Root Exudate Lipids: Uncovering Chemodiversity and Carbon Stability Potential

Abstract

Root-derived carbon has been shown to contribute more to soil carbon stocks than aboveground litter. Yet the molecular chemodiversity of root exudates remains poorly understood due to limited characterization and annotation. In this study, we characterized the molecular chemodiversity and production of metabolites and lipids in root exudates from field grown mature tall wheatgrass (Thinopyrum ponticum). We discovered a diversity of lipids, including substantial levels of triacylglycerols (∼19 μg/g fresh root per min), fatty acyls, sphingolipids, sterol lipids, and glycerophospholipids, some of which have not been previously documented in root exudates. By integrating tandem mass spectral library searching and deep learning-based chemical class assignment, our metabo-lipidomics approach significantly expanded the known molecular diversity of root exudates.
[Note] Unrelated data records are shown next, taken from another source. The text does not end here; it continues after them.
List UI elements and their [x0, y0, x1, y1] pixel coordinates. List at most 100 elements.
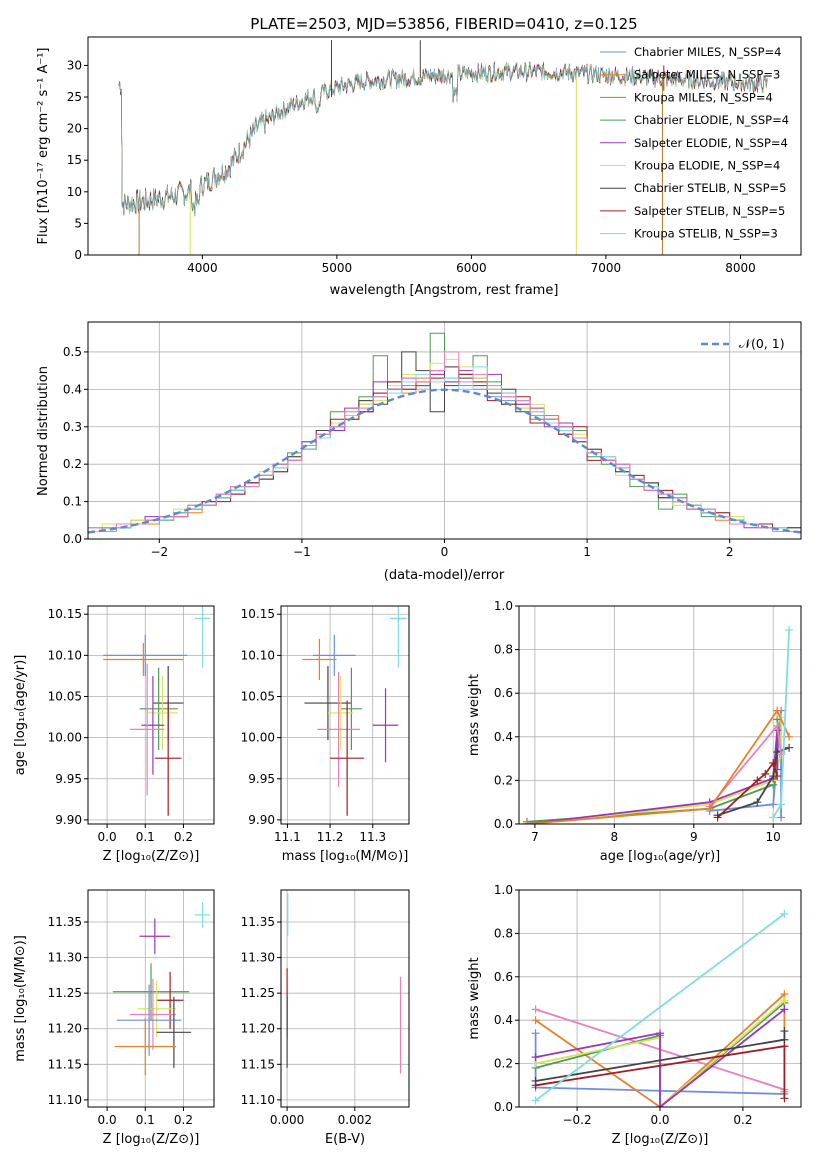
axes-frame: [87, 605, 215, 825]
y-tick-label: 0.3: [63, 420, 82, 434]
y-tick-label: 11.10: [241, 1093, 275, 1107]
weight-lines: [531, 909, 789, 1107]
y-tick-label: 10.15: [48, 607, 82, 621]
x-tick-label: 1: [583, 545, 591, 559]
weight-marker: [753, 776, 762, 785]
spectrum-title: PLATE=2503, MJD=53856, FIBERID=0410, z=0…: [250, 15, 637, 33]
error-bars: [112, 902, 211, 1075]
weight-marker: [773, 772, 782, 781]
age-weight-panel: 7 8 9 10 0.0 0.2 0.4 0.6 0.8 1.0 age [log₁₀(age/yr…: [467, 599, 802, 864]
y-tick-label: 0.2: [63, 457, 82, 471]
weight-marker: [777, 813, 786, 822]
y-tick-label: 30: [67, 58, 82, 72]
weight-series-line: [535, 1008, 785, 1107]
weight-series-line: [526, 708, 790, 824]
weight-marker: [656, 1029, 664, 1038]
x-tick-label: 0.1: [136, 830, 155, 844]
weight-marker: [780, 1005, 789, 1014]
y-tick-label: 11.20: [241, 1022, 275, 1036]
legend: Chabrier MILES, N_SSP=4 Salpeter MILES, N…: [600, 45, 789, 241]
x-tick-label: 11.3: [359, 830, 386, 844]
weight-marker: [656, 1103, 664, 1107]
y-tick-label: 0.2: [494, 1057, 513, 1071]
legend-label: 𝒩(0, 1): [739, 336, 785, 351]
y-tick-label: 11.15: [241, 1057, 275, 1071]
legend-label: Salpeter STELIB, N_SSP=5: [634, 204, 785, 218]
legend-label: Kroupa ELODIE, N_SSP=4: [634, 159, 780, 173]
y-axis-label: mass weight: [467, 957, 482, 1039]
axes-frame: [87, 889, 215, 1108]
x-tick-label: 8000: [725, 261, 756, 275]
x-tick-label: 8: [611, 830, 619, 844]
ebv-mass-panel: 0.000 0.002 11.10 11.15 11.20 11.25 11.30 11.35…: [241, 889, 410, 1147]
y-tick-label: 1.0: [494, 599, 513, 613]
y-tick-label: 10: [67, 185, 82, 199]
weight-marker: [773, 706, 782, 715]
y-axis-label: mass [log₁₀(M/M⊙)]: [13, 935, 28, 1062]
y-tick-label: 5: [74, 216, 82, 230]
weight-marker: [785, 625, 794, 634]
y-tick-label: 9.95: [55, 772, 82, 786]
histograms: [88, 332, 801, 539]
y-tick-label: 9.90: [55, 813, 82, 827]
weight-marker: [531, 1081, 540, 1090]
y-tick-label: 11.30: [241, 951, 275, 965]
x-tick-label: 0.2: [174, 1113, 193, 1127]
x-tick-label: 4000: [187, 261, 218, 275]
y-tick-label: 20: [67, 122, 82, 136]
x-tick-label: 2: [726, 545, 734, 559]
weight-marker: [780, 1027, 789, 1036]
y-tick-label: 0.6: [494, 686, 513, 700]
spectrum-panel: 4000 5000 6000 7000 8000 0 5 10 15 20 25 30 Flux [fλ…: [36, 36, 802, 275]
x-tick-label: 11.2: [317, 830, 344, 844]
weight-marker: [531, 1029, 540, 1038]
y-tick-label: 10.00: [241, 731, 275, 745]
y-tick-label: 0.4: [494, 1013, 513, 1027]
z-age-panel: 0.0 0.1 0.2 9.90 9.95 10.00 10.05 10.10 10.15 Z […: [13, 605, 215, 864]
weight-marker: [531, 1096, 540, 1105]
y-axis-label: mass weight: [467, 674, 482, 756]
y-tick-label: 0.0: [494, 817, 513, 831]
hist-xlabel: (data-model)/error: [384, 568, 505, 583]
x-axis-label: Z [log₁₀(Z/Z⊙)]: [103, 1132, 200, 1147]
x-tick-label: 0.0: [98, 1113, 117, 1127]
weight-marker: [522, 820, 531, 824]
x-tick-label: 0.000: [270, 1113, 304, 1127]
gaussian-curve: [88, 388, 801, 534]
x-tick-label: 0.002: [338, 1113, 372, 1127]
weight-marker: [777, 800, 786, 809]
x-tick-label: 6000: [456, 261, 487, 275]
y-tick-label: 9.90: [248, 813, 275, 827]
weight-marker: [531, 1016, 540, 1025]
z-mass-panel: 0.0 0.1 0.2 11.10 11.15 11.20 11.25 11.30 11.35 Z…: [13, 889, 215, 1147]
error-bars: [302, 606, 407, 816]
y-tick-label: 0.0: [63, 532, 82, 546]
x-axis-label: Z [log₁₀(Z/Z⊙)]: [103, 849, 200, 864]
error-bars: [286, 893, 402, 1074]
x-tick-label: 0: [441, 545, 449, 559]
x-axis-label: age [log₁₀(age/yr)]: [600, 849, 721, 864]
y-tick-label: 10.05: [48, 689, 82, 703]
weight-series-line: [535, 913, 785, 1102]
weight-marker: [753, 798, 762, 807]
y-tick-label: 9.95: [248, 772, 275, 786]
hist-ylabel: Normed distribution: [36, 366, 51, 496]
z-weight-panel: −0.2 0.0 0.2 0.0 0.2 0.4 0.6 0.8 1.0 Z [log₁₀(Z/Z…: [467, 883, 802, 1147]
x-tick-label: 7000: [591, 261, 622, 275]
weight-series-line: [716, 761, 779, 819]
y-tick-label: 10.10: [241, 648, 275, 662]
x-tick-label: 0.1: [136, 1113, 155, 1127]
weight-marker: [780, 996, 789, 1005]
weight-marker: [705, 804, 714, 813]
x-tick-label: 10: [766, 830, 781, 844]
y-axis-label: Flux [fλ10⁻¹⁷ erg cm⁻² s⁻¹ A⁻¹]: [36, 48, 51, 245]
weight-marker: [785, 732, 794, 741]
weight-marker: [769, 800, 778, 809]
y-tick-label: 11.25: [48, 986, 82, 1000]
weight-marker: [780, 1042, 789, 1051]
weight-marker: [780, 909, 789, 918]
x-tick-label: 0.2: [174, 830, 193, 844]
residual-histogram-panel: −2 −1 0 1 2 0.0 0.1 0.2 0.3 0.4 0.5 𝒩(0, 1): [63, 321, 802, 559]
x-axis-label: Z [log₁₀(Z/Z⊙)]: [612, 1132, 709, 1147]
Rates of lipid derived carbon production were approximately double that of polar metabolites (lipids: 81.52 ± 13.81 vs polar metabolites: 38.41 ± 5.93 μg C g^-1 fresh root mass min^-1) with an order of magnitude higher carbon to nitrogen ratios (lipids: 459 ± 90 vs polar metabolites: 14.40 ± 0.58). Exudate lipids displayed highly negative nominal oxidation state of carbon (-1.182 to -1.909), indicating that these compounds may be less favorable for microbial decomposition. Together our results suggest the potential of root exudate lipids to contribute to stable carbon pools in soil, supporting long-term carbon storage. This work advances understanding of plant-derived lipid inputs to soil and underscores the need for future studies on the functional roles of lipids in shaping root-microbe-soil interactions, microbial activity, soil structure, and nutrient availability – contributing to soil health.